Holiday camp business Butlin’s has confirmed that the records of up to 34,000 guests have been accessed by hackers.
While the stolen data doesn’t include payment details, customers’ names, holiday dates, postal and email addresses and telephone numbers are believed to have been accessed.
A spokesperson confirmed to Sky News that the compromise had taken place within the last 72 hours, and was caused via a phishing email.
Under the EU’s new General Data Protection Regulation, British companies must notify the ICO of any data breaches within 72 hours or face a fine.
The company said its own investigations “have not found any fraudulent activity related to this event”.
It added: “Guests who may have been affected are being contacted directly by Butlin’s to let them know what’s happened, what they should do and what is being done to resolve the situation.”
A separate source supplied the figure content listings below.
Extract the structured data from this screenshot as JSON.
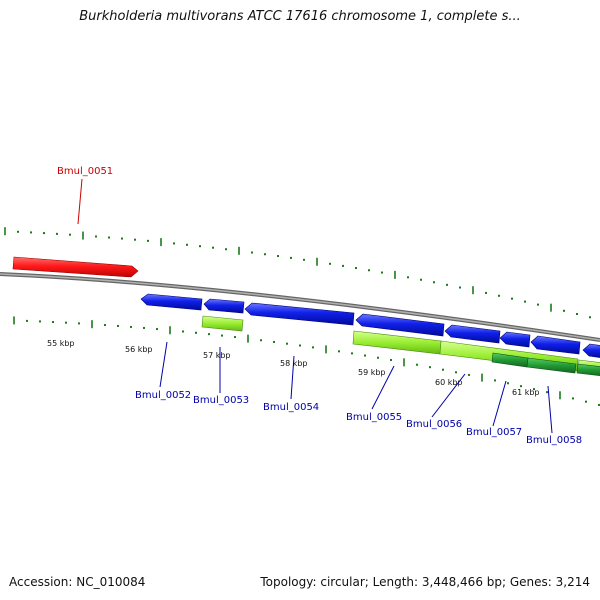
{
  "title": "Burkholderia multivorans ATCC 17616 chromosome 1, complete s...",
  "footer": {
    "accession": "Accession: NC_010084",
    "stats": "Topology: circular; Length: 3,448,466 bp; Genes: 3,214"
  },
  "colors": {
    "forward_gene": "#ee1111",
    "reverse_gene": "#0a14e6",
    "feature_light_green": "#99ee33",
    "feature_dark_green": "#229933",
    "backbone": "#8a8a8a",
    "ticks": "#1b7a1b",
    "label_red": "#cc0000",
    "label_blue": "#0000aa"
  },
  "scale_labels": [
    "55 kbp",
    "56 kbp",
    "57 kbp",
    "58 kbp",
    "59 kbp",
    "60 kbp",
    "61 kbp"
  ],
  "gene_labels": [
    {
      "name": "Bmul_0051",
      "strand": "forward"
    },
    {
      "name": "Bmul_0052",
      "strand": "reverse"
    },
    {
      "name": "Bmul_0053",
      "strand": "reverse"
    },
    {
      "name": "Bmul_0054",
      "strand": "reverse"
    },
    {
      "name": "Bmul_0055",
      "strand": "reverse"
    },
    {
      "name": "Bmul_0056",
      "strand": "reverse"
    },
    {
      "name": "Bmul_0057",
      "strand": "reverse"
    },
    {
      "name": "Bmul_0058",
      "strand": "reverse"
    }
  ]
}
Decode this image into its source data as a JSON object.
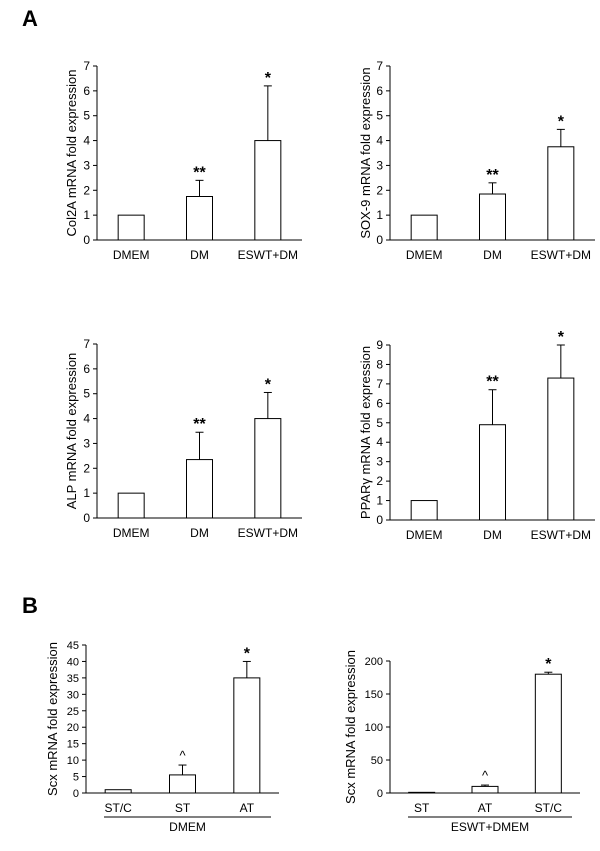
{
  "panels": {
    "a": "A",
    "b": "B"
  },
  "chart_data": [
    {
      "type": "bar",
      "categories": [
        "DMEM",
        "DM",
        "ESWT+DM"
      ],
      "values": [
        1,
        1.75,
        4
      ],
      "errors": [
        0,
        0.65,
        2.2
      ],
      "annotations": [
        "",
        "**",
        "*"
      ],
      "ylabel": "Col2A mRNA fold expression",
      "xlabel": "",
      "ylim": [
        0,
        7
      ],
      "yticks": [
        0,
        1,
        2,
        3,
        4,
        5,
        6,
        7
      ]
    },
    {
      "type": "bar",
      "categories": [
        "DMEM",
        "DM",
        "ESWT+DM"
      ],
      "values": [
        1,
        1.85,
        3.75
      ],
      "errors": [
        0,
        0.45,
        0.7
      ],
      "annotations": [
        "",
        "**",
        "*"
      ],
      "ylabel": "SOX-9 mRNA fold expression",
      "xlabel": "",
      "ylim": [
        0,
        7
      ],
      "yticks": [
        0,
        1,
        2,
        3,
        4,
        5,
        6,
        7
      ]
    },
    {
      "type": "bar",
      "categories": [
        "DMEM",
        "DM",
        "ESWT+DM"
      ],
      "values": [
        1,
        2.35,
        4
      ],
      "errors": [
        0,
        1.1,
        1.05
      ],
      "annotations": [
        "",
        "**",
        "*"
      ],
      "ylabel": "ALP mRNA fold expression",
      "xlabel": "",
      "ylim": [
        0,
        7
      ],
      "yticks": [
        0,
        1,
        2,
        3,
        4,
        5,
        6,
        7
      ]
    },
    {
      "type": "bar",
      "categories": [
        "DMEM",
        "DM",
        "ESWT+DM"
      ],
      "values": [
        1,
        4.9,
        7.3
      ],
      "errors": [
        0,
        1.8,
        1.7
      ],
      "annotations": [
        "",
        "**",
        "*"
      ],
      "ylabel": "PPARγ mRNA fold expression",
      "xlabel": "",
      "ylim": [
        0,
        9
      ],
      "yticks": [
        0,
        1,
        2,
        3,
        4,
        5,
        6,
        7,
        8,
        9
      ]
    },
    {
      "type": "bar",
      "categories": [
        "ST/C",
        "ST",
        "AT"
      ],
      "values": [
        1,
        5.5,
        35
      ],
      "errors": [
        0,
        3,
        5
      ],
      "annotations": [
        "",
        "^",
        "*"
      ],
      "ylabel": "Scx mRNA fold expression",
      "xlabel": "DMEM",
      "ylim": [
        0,
        45
      ],
      "yticks": [
        0,
        5,
        10,
        15,
        20,
        25,
        30,
        35,
        40,
        45
      ]
    },
    {
      "type": "bar",
      "categories": [
        "ST",
        "AT",
        "ST/C"
      ],
      "values": [
        1,
        10,
        180
      ],
      "errors": [
        0,
        2,
        3
      ],
      "annotations": [
        "",
        "^",
        "*"
      ],
      "ylabel": "Scx mRNA fold expression",
      "xlabel": "ESWT+DMEM",
      "ylim": [
        0,
        200
      ],
      "yticks": [
        0,
        50,
        100,
        150,
        200
      ]
    }
  ]
}
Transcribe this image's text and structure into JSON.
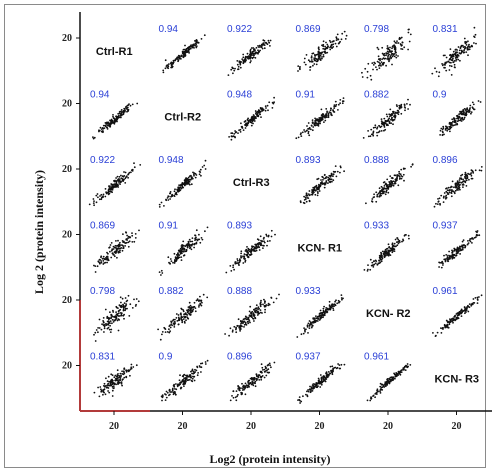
{
  "chart_data": {
    "type": "scatter",
    "xlabel": "Log2 (protein intensity)",
    "ylabel": "Log 2 (protein intensity)",
    "samples": [
      "Ctrl-R1",
      "Ctrl-R2",
      "Ctrl-R3",
      "KCN- R1",
      "KCN- R2",
      "KCN- R3"
    ],
    "x_ticks": [
      "20",
      "20",
      "20",
      "20",
      "20",
      "20"
    ],
    "y_ticks": [
      "20",
      "20",
      "20",
      "20",
      "20",
      "20"
    ],
    "correlations": [
      [
        null,
        "0.94",
        "0.922",
        "0.869",
        "0.798",
        "0.831"
      ],
      [
        "0.94",
        null,
        "0.948",
        "0.91",
        "0.882",
        "0.9"
      ],
      [
        "0.922",
        "0.948",
        null,
        "0.893",
        "0.888",
        "0.896"
      ],
      [
        "0.869",
        "0.91",
        "0.893",
        null,
        "0.933",
        "0.937"
      ],
      [
        "0.798",
        "0.882",
        "0.888",
        "0.933",
        null,
        "0.961"
      ],
      [
        "0.831",
        "0.9",
        "0.896",
        "0.937",
        "0.961",
        null
      ]
    ],
    "colors": {
      "points": "#111111",
      "correlation_text": "#2a3fd6",
      "axis": "#111111",
      "axis_accent": "#b23a3a"
    }
  }
}
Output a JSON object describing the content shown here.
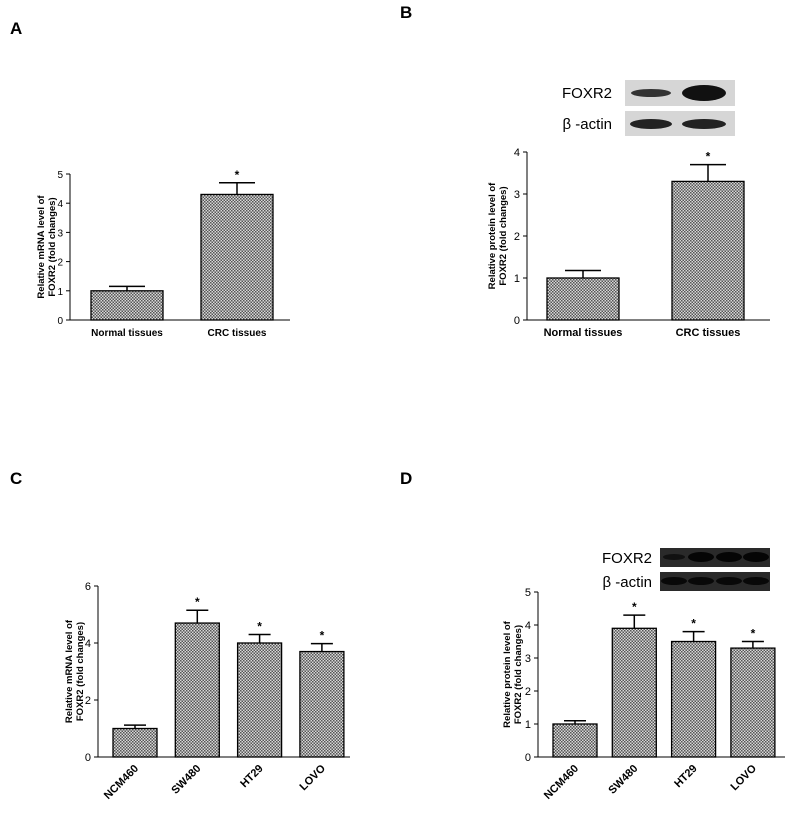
{
  "chart_data": [
    {
      "type": "bar",
      "panel": "A",
      "ylabel": [
        "Relative mRNA level of",
        "FOXR2 (fold changes)"
      ],
      "categories": [
        "Normal tissues",
        "CRC tissues"
      ],
      "values": [
        1.0,
        4.3
      ],
      "errors": [
        0.15,
        0.4
      ],
      "significance": [
        null,
        "*"
      ],
      "ylim": [
        0,
        5
      ],
      "yticks": [
        0,
        1,
        2,
        3,
        4,
        5
      ]
    },
    {
      "type": "bar",
      "panel": "B",
      "ylabel": [
        "Relative protein level of",
        "FOXR2 (fold changes)"
      ],
      "blot_labels": [
        "FOXR2",
        "β -actin"
      ],
      "categories": [
        "Normal tissues",
        "CRC tissues"
      ],
      "values": [
        1.0,
        3.3
      ],
      "errors": [
        0.18,
        0.4
      ],
      "significance": [
        null,
        "*"
      ],
      "ylim": [
        0,
        4
      ],
      "yticks": [
        0,
        1,
        2,
        3,
        4
      ]
    },
    {
      "type": "bar",
      "panel": "C",
      "ylabel": [
        "Relative mRNA level of",
        "FOXR2 (fold changes)"
      ],
      "categories": [
        "NCM460",
        "SW480",
        "HT29",
        "LOVO"
      ],
      "values": [
        1.0,
        4.7,
        4.0,
        3.7
      ],
      "errors": [
        0.12,
        0.45,
        0.3,
        0.28
      ],
      "significance": [
        null,
        "*",
        "*",
        "*"
      ],
      "ylim": [
        0,
        6
      ],
      "yticks": [
        0,
        2,
        4,
        6
      ]
    },
    {
      "type": "bar",
      "panel": "D",
      "ylabel": [
        "Relative protein level of",
        "FOXR2 (fold changes)"
      ],
      "blot_labels": [
        "FOXR2",
        "β -actin"
      ],
      "categories": [
        "NCM460",
        "SW480",
        "HT29",
        "LOVO"
      ],
      "values": [
        1.0,
        3.9,
        3.5,
        3.3
      ],
      "errors": [
        0.1,
        0.4,
        0.3,
        0.2
      ],
      "significance": [
        null,
        "*",
        "*",
        "*"
      ],
      "ylim": [
        0,
        5
      ],
      "yticks": [
        0,
        1,
        2,
        3,
        4,
        5
      ]
    }
  ]
}
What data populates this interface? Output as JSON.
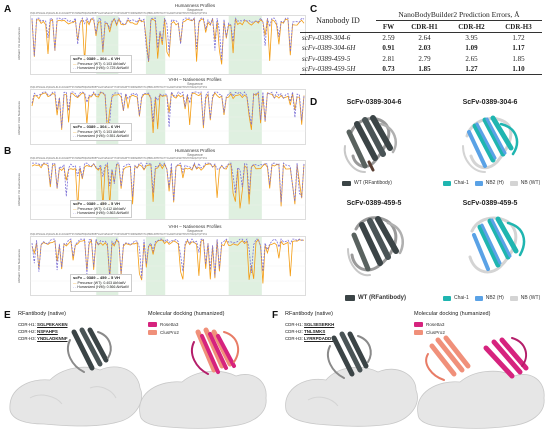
{
  "panels": {
    "A": "A",
    "B": "B",
    "C": "C",
    "D": "D",
    "E": "E",
    "F": "F"
  },
  "profiles": {
    "humanness_title": "Humanness Profiles",
    "vhh_title": "VHH – Nativeness Profiles",
    "sequence_label": "Sequence",
    "ylabel_humanness": "AbNatiV VH Humanness",
    "ylabel_vhh": "AbNatiV VHH Nativeness",
    "seq_ticks": "QVQLVESGGGLVQAGGSLRLSCAASGRTFSSYAMGWFRQAPGKEREFVAAISWSGGSTYYADSVKGRFTISRDNAKNTVYLQMNSLKPEDTAVYYCAAGRYGSSWYPDSYDYWGQGTQVTVSS",
    "A_top": {
      "name": "scFv – 0389 – 304 – 6 VH",
      "l1": "Precursor (WT): 0.103 AbNatiV",
      "l2": "Humanized (H/M): 0.725 AbNatiV"
    },
    "A_bot": {
      "name": "scFv – 0389 – 304 – 6 VH",
      "l1": "Precursor (WT): 0.103 AbNatiV",
      "l2": "Humanized (H/M): 0.551 AbNatiV"
    },
    "B_top": {
      "name": "scFv – 0389 – 459 – 5 VH",
      "l1": "Precursor (WT): 0.412 AbNatiV",
      "l2": "Humanized (H/M): 0.863 AbNatiV"
    },
    "B_bot": {
      "name": "scFv – 0389 – 459 – 5 VH",
      "l1": "Precursor (WT): 0.403 AbNatiV",
      "l2": "Humanized (H/M): 0.566 AbNatiV"
    }
  },
  "table": {
    "col_id": "Nanobody ID",
    "col_group": "NanoBodyBuilder2 Prediction Errors, Å",
    "cols": [
      "FW",
      "CDR-H1",
      "CDR-H2",
      "CDR-H3"
    ],
    "rows": [
      {
        "id": "scFv-0389-304-6",
        "vals": [
          "2.59",
          "2.64",
          "3.95",
          "1.72"
        ],
        "bold": false
      },
      {
        "id": "scFv-0389-304-6H",
        "vals": [
          "0.91",
          "2.03",
          "1.09",
          "1.17"
        ],
        "bold": true
      },
      {
        "id": "scFv-0389-459-5",
        "vals": [
          "2.81",
          "2.79",
          "2.65",
          "1.85"
        ],
        "bold": false
      },
      {
        "id": "scFv-0389-459-5H",
        "vals": [
          "0.73",
          "1.85",
          "1.27",
          "1.10"
        ],
        "bold": true
      }
    ]
  },
  "structures": {
    "t1": "ScFv-0389-304-6",
    "t2": "ScFv-0389-304-6",
    "t3": "ScFv-0389-459-5",
    "t4": "ScFv-0389-459-5",
    "leg_wt_rf_small": "WT (RFantibody)",
    "leg_wt_rf_big": "WT (RFantibody)",
    "leg_chai": "Chai-1",
    "leg_nb2": "NB2 (H)",
    "leg_nbwt": "NB (WT)",
    "leg_chai_b": "Chai-1",
    "leg_nb2_b": "NB2 (H)",
    "leg_nbwt_b": "NB (WT)"
  },
  "panelE": {
    "native_title": "RFantibody (native)",
    "dock_title": "Molecular docking (humanized)",
    "h1_label": "CDR-H1:",
    "h1_seq": "SGLPEKAKEN",
    "h2_label": "CDR-H2:",
    "h2_seq": "NSFAHPS",
    "h3_label": "CDR-H3:",
    "h3_seq": "YNDLADKNNF",
    "leg1": "Rosetta3",
    "leg2": "ClusPro2"
  },
  "panelF": {
    "native_title": "RFantibody (native)",
    "dock_title": "Molecular docking (humanized)",
    "h1_label": "CDR-H1:",
    "h1_seq": "SGLSESERKH",
    "h2_label": "CDR-H2:",
    "h2_seq": "TNLSMKS",
    "h3_label": "CDR-H3:",
    "h3_seq": "LYRRPDADDY",
    "leg1": "Rosetta3",
    "leg2": "ClusPro2"
  },
  "colors": {
    "precursor": "#f39c12",
    "humanized": "#7b6fd6",
    "shade": "#dff0e0",
    "rf_dark": "#3b4446",
    "chai": "#1fb5b0",
    "nb2": "#5aa2e6",
    "nbwt": "#d4d4d4",
    "rosetta": "#d6237e",
    "cluspro": "#f0907a",
    "surface": "#e6e6e6"
  }
}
Individuals who believe they may have been affected should be cautious not to give out any additional details when contacted by individuals representing themselves as being from Butlin’s, as this is a common activity by fraudsters following data breaches.
The holiday camp chain said it had reported the incident to the Information Commissioner’s Office (ICO), the data protection regulator.
In 2016, the ICO fined TalkTalk a record £400,000 for its security failings after the personal details of 156,959 customers accessed, including their names, addresses, dates of birth, phone numbers and email addresses.
Butlin’s managing director Dermot King said: “Butlin’s take the security of our guest data very seriously and have improved a number of our security processes.
“I would like to apologise for any upset or inconvenience this incident might cause.
“A dedicated team has been set up to contact all guests who may be affected directly. I would like to personally reassure guests that no financial data has been compromised.”